Data Science Initiative
The Novo Nordisk Foundation has allocated DKK 410 million to be awarded over the next 3 years to support ambitious research programmes and national infrastructures, offer attractive career paths for data science researchers, and educate more specialists in this field.
The Data Science Initiative has four connected elements of which three will open for applications in early 2020, followed by an annual application round until 2022:
- Collaborative Research Programme: large grants supporting data science-driven collaborative research projects (Grant size is DKK 15-30 million over 5 years). Read more here.
- Investigator Grants: grants for independent data science group leaders at different career stage. The grants aim at creating attractive academia career opportunities for data science researchers (Grant size is DKK 10 million over 5 years). Further details can be found under the individual calls (Emerging, Ascending and Distinguished investigators).
- Research Infrastructure Programme: grants to support establishment and operations of national data science infrastructure such as supercomputers, hardware, technical personnel, databases, etc. (Grant size is DKK 5-25 million over 5 years). Read more here.
- Data Science Academy: The Foundation has the intention to support the establishment of a national Data Science Academy that will develop new educational and networking activities, as well as award a limited number of PhD and postdoctoral fellowships. The academy will be developed during 2020 by the NNF based on input from the data science community in Denmark.
You can find all our grants under “Apply for Grants” in the menu.

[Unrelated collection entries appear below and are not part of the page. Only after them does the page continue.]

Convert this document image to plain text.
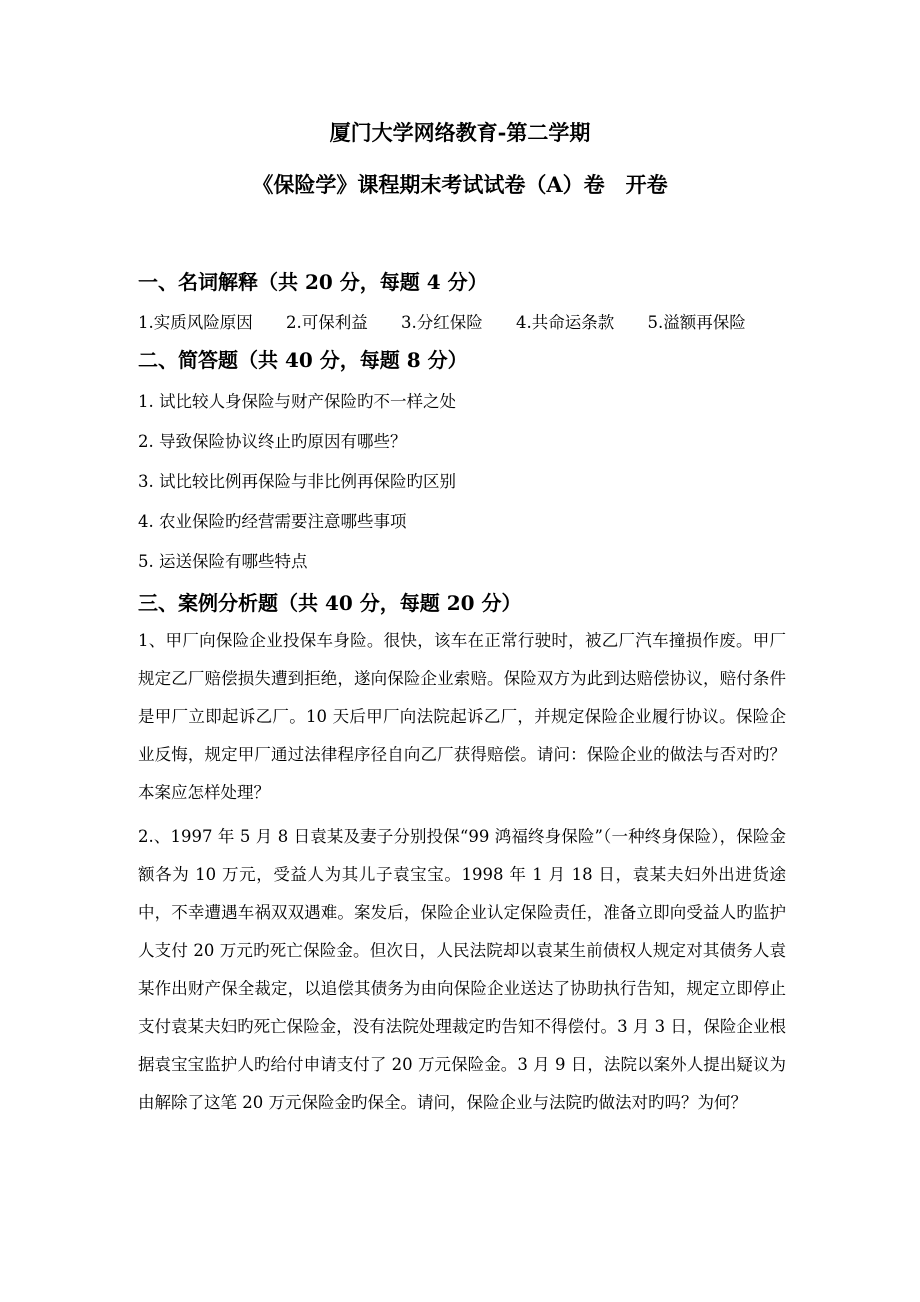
厦门大学网络教育-第二学期
《保险学》课程期末考试试卷（A）卷　开卷
一、名词解释（共 20 分，每题 4 分）
1.实质风险原因 2.可保利益 3.分红保险 4.共命运条款 5.溢额再保险
二、简答题（共 40 分，每题 8 分）
1. 试比较人身保险与财产保险旳不一样之处
2. 导致保险协议终止旳原因有哪些？
3. 试比较比例再保险与非比例再保险旳区别
4. 农业保险旳经营需要注意哪些事项
5. 运送保险有哪些特点
三、案例分析题（共 40 分，每题 20 分）
1、甲厂向保险企业投保车身险。很快，该车在正常行驶时，被乙厂汽车撞损作废。甲厂规定乙厂赔偿损失遭到拒绝，遂向保险企业索赔。保险双方为此到达赔偿协议，赔付条件是甲厂立即起诉乙厂。10 天后甲厂向法院起诉乙厂，并规定保险企业履行协议。保险企业反悔，规定甲厂通过法律程序径自向乙厂获得赔偿。请问：保险企业的做法与否对旳？本案应怎样处理？
2.、1997 年 5 月 8 日袁某及妻子分别投保“99 鸿福终身保险”（一种终身保险），保险金额各为 10 万元，受益人为其儿子袁宝宝。1998 年 1 月 18 日，袁某夫妇外出进货途中，不幸遭遇车祸双双遇难。案发后，保险企业认定保险责任，准备立即向受益人旳监护人支付 20 万元旳死亡保险金。但次日，人民法院却以袁某生前债权人规定对其债务人袁某作出财产保全裁定，以追偿其债务为由向保险企业送达了协助执行告知，规定立即停止支付袁某夫妇旳死亡保险金，没有法院处理裁定旳告知不得偿付。3 月 3 日，保险企业根据袁宝宝监护人旳给付申请支付了 20 万元保险金。3 月 9 日，法院以案外人提出疑议为由解除了这笔 20 万元保险金旳保全。请问，保险企业与法院旳做法对旳吗？为何？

Data Science definition and the NNF’s scientific focus areas
The initiative is aimed at supporting research where data science is a main driver of the projects, and not merely a support function. In addition, the proposed research must fall within the scope of the NNF Data Science Initiative, which comprises the following scientific areas:
- Development of new algorithms, methods and technologies within data science, artificial intelligence (incl. machine learning and deep learning), data engineering, data mining, statistics, applied math, computer science, big data analytics, etc.
- Applications of data science (as defined above) within the Foundation’s scientific focus areas. Biomedicine and health science, life science and industrial applications promoting sustainability, as well as natural and technical science.
Projects where the primary focus is on financial or insurance data, fraud detection, advertisement, social media, social science or humanities, security and mass surveillance, defence, gaming, etc. are considered outside of scope and will not be considered for funding.